Killington Ski Resort is the largest in the eastern United States. Located near the town of Killington Vermont, Killington Ski Area is massive, with over 200 trails and 30 lifts spread across six interconnected peaks and a seventh noncontiguous mountain just a few miles away.
Killington Ski Resort opened for business in December 1958, just as Vermont skiing was gaining popularity. Rising to 4,241 feet, Killington Peak (or Killington Mountain) is the second highest mountain in Vermont. The area receives a good heaping of natural snow every year, but Killington Ski Resort owes much of its success to its innovative use of artificial snowmaking. One of the first mountains to adopt this technology in the 1960s, Killington Mountain has an impressive 60 miles of trails covered using artificial snowmakers. This has enabled people to ski Killington as early as the first week in October and as late as June (most seasons run from late October to May).
With over 90 miles of trails, Killington Ski Area offers terrain for every level of skier. You could ski Killington for weeks and still not cover all the trails. Indeed, with a vertical drop of over 3,000 feet, a single run on Killington Mountain might take hours. If possible, it is best to get a multi-day pass to the mountain and stay in one of the many Killington hotels or get a Vermont vacation rental. If your time is limited, pick the base camp that best suits your abilities and explore the mountain from there.
The trails from Snowshed base have the best Killington skiing for adult beginners; Ramshead base is best for children. Bear Mountain is the ideal place for snowboarding or extreme Killington skiing: there are several terrain parks, some great tree runs, and the famous double-black-diamond Outer Limits, the steepest mogul field on the East Coast. K-1 Lodge provides the quickest access to the expert terrain on Killington Mountain (via the highest Gondola in Vermont) and has the best après ski scene at Killington Ski Area.
Killington skiing is perhaps the best on the East Coast;
in ideal conditions, it rivals the Rocky
Mountain resorts. But the crowds and lively atmosphere
of Killington Ski Resort will not be for everyone. Pico
Peak, formerly an independent resort but now part of Killington
Ski Area, provides the perfect balance of modern amenities
and down-to-earth atmosphere. Runs vary from beginner
to expert, but advanced skiers favor Pico for its glades
and challenging summit runs. The Last Run bar at the base
is a comfortable and authentic Vermont ski lodge.
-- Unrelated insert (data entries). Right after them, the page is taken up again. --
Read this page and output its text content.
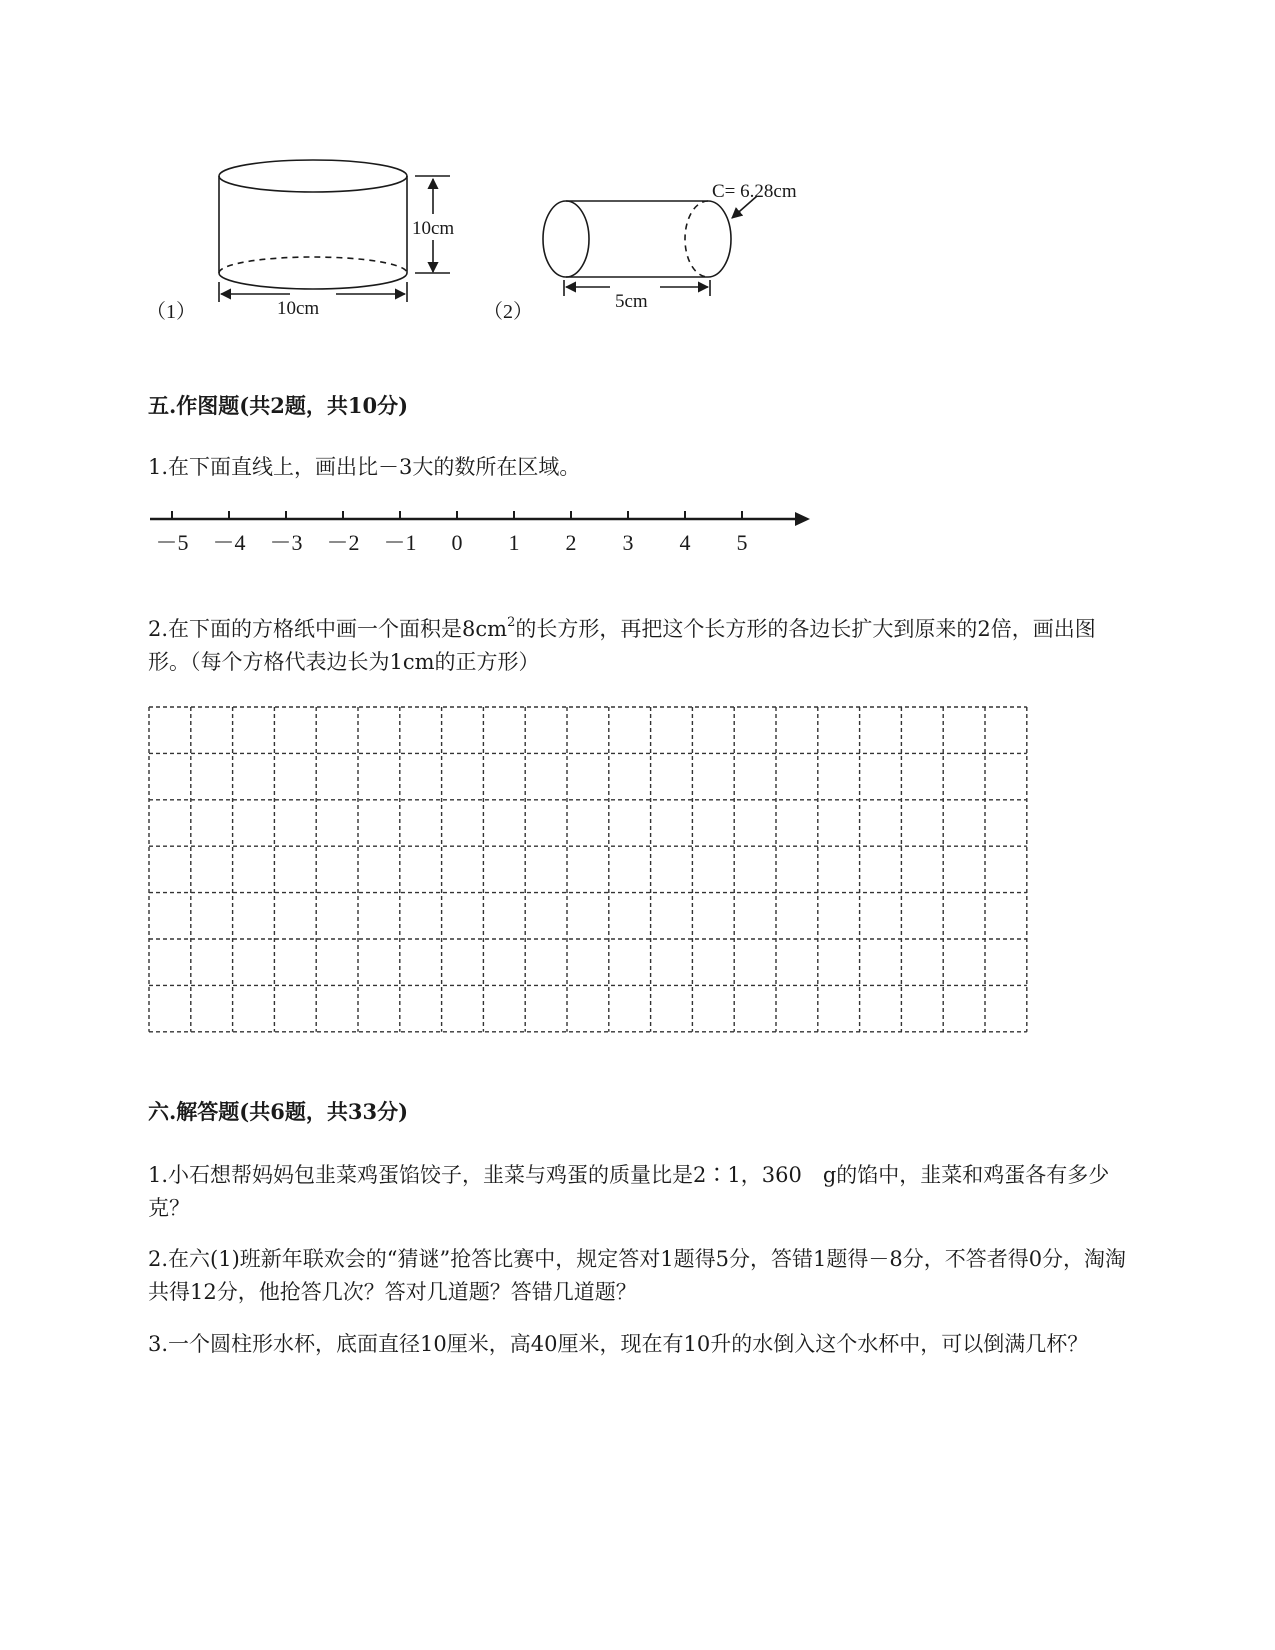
（1）
10cm
10cm	（2）
C= 6.28cm
5cm
五.作图题(共2题，共10分)
1.在下面直线上，画出比－3大的数所在区域。
－5 －4 －3 －2 －1 0 1 2 3 4 5
2.在下面的方格纸中画一个面积是$8cm^2$的长方形，再把这个长方形的各边长扩大到原来的2倍，画出图形。（每个方格代表边长为1cm的正方形）
六.解答题(共6题，共33分)
1.小石想帮妈妈包韭菜鸡蛋馅饺子，韭菜与鸡蛋的质量比是2∶1，360　g的馅中，韭菜和鸡蛋各有多少克？
2.在六(1)班新年联欢会的“猜谜”抢答比赛中，规定答对1题得5分，答错1题得－8分，不答者得0分，淘淘共得12分，他抢答几次？答对几道题？答错几道题？
3.一个圆柱形水杯，底面直径10厘米，高40厘米，现在有10升的水倒入这个水杯中，可以倒满几杯？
Ticket prices at Killington are increasingly expensive and Killington hotels can be pricey during peak season. You should expect to pay over $70 for a single day pass at the resort, but a savvy traveler can ski Killington without breaking the bank. Passes at the beginning and end of the season are substantially cheaper and there are discounts for multi-day passes. You can often find package deals combining tickets and accommodation. Several area ski stores and Vermont inns also offer reduced-price tickets. Killington Ski Resort’s website has some deals and ski packages, these are especially good if you want to rent equipment or sign up for ski or snowboard classes.
Global warming may be cutting into Vermont’s infamous endless winter, but the high elevation and technological snowmaking ensure that Killington skiing will continue for many years to come.